Some adults might worry that exposing kids to information about sex, gender, and queer identity at a young age might be confusing or somehow harmful. Indeed, a search for “queer kid stuff” on YouTube surfaces a number of videos recorded by trolls that tear Amer down for teaching kids about topics like transitioning. But Alice Sterling Honig, professor emerita of child development at Syracuse University’s Falk College, sees a lot of positive benefits to exposing young children to thoughtful discussions of sexuality and gender identity at a young age.

“They need to know what their body is and not feel that it’s furtive or shameful to have an anus, to have a urethra, to have a penis,” Honig tells me, explaining that shutting down conversations is more likely to generate shame than keep kids safe.

When it comes to discussions of sexuality and gender, Honig sees additional benefits to content that encourages kids to be open-minded and embrace diversity. “We need to respect how different we all are,” she says. “If your child is being mercilessly hounded in school because he or she is different, wouldn’t you like to know that your child feels more comfortable and at ease with her body feelings and more accepted among her peers?”

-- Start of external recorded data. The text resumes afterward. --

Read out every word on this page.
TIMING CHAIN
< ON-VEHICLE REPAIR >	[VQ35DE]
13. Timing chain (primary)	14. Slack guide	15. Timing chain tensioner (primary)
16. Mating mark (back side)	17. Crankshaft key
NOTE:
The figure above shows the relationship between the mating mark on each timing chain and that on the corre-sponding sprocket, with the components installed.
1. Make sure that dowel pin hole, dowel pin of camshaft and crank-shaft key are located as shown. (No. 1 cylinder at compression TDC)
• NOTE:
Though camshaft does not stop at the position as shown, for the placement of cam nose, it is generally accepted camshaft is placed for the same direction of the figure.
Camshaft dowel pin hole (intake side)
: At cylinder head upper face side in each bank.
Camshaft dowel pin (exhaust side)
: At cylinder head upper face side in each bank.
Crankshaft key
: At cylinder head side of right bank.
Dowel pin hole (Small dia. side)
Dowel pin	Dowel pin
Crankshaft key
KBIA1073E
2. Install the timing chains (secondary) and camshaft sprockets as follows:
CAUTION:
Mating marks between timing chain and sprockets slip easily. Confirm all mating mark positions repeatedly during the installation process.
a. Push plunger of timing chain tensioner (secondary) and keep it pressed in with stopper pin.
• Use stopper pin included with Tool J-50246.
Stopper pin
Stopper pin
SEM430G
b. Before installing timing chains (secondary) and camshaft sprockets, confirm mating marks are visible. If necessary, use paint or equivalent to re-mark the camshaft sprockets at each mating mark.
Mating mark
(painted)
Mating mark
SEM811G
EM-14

Going online is an instant fix when it comes to youth sex education. “The internet isn’t the answer to everything, and it isn’t this great equalizing space,” says Silverberg, pointing out that there are still gatekeepers online who amplify the voices of the mainstream over their more “out there” or marginalized peers. And projects that have institutional support, like Amaze.org, will always get more attention online than scrappy upstarts.

But there’s no question that the internet is helping to prove that there’s an audience for kids’ media that offers age-appropriate takes on supposedly “adult” topics like queerness, gender identity, consent, and other discussions that help lay the foundation for a healthy attitude toward sex, bodies, and relationships.

There’s also no question that these efforts are helping shift youth sex education offline as well. In the wake of his successful Kickstarter, Silverberg was approached by publishers and ultimately signed a four-book deal with Seven Stories Press, the publisher behind works like Noam Chomsky’s 9-11 and the annual world report from Human Rights Watch. Amer, too, has been able to break into spaces that once turned them away: Thanks to the popularity of their YouTube channel, they’ve found their way into educational spaces that once considered their work too edgy, booking live performances at libraries, museums, and schools.

Of course, with notoriety comes backlash. “The very first video I did got some press and immediately got picked up by a neo-Nazi publication,” Amer tells me, noting that that attention has generated a lot of bullying from the anti-feminist and alt-right contingent.

Clearly there are major problems with YouTube and other platforms that serve content to young people: The very idea that a kid looking for Queer Kid Stuff could instead stumble onto a rant about Amer’s episode on drag queens proves the point. But it’s clear that by giving diverse voices a way to be heard and find an audience, the internet has helped prove that there’s an appetite for comprehensive, inclusive sex education even for the youngest of audiences. It has helped ensure that the next generation will grow up less confused and more open-minded about topics that far too many of us have been raised to think of as taboo.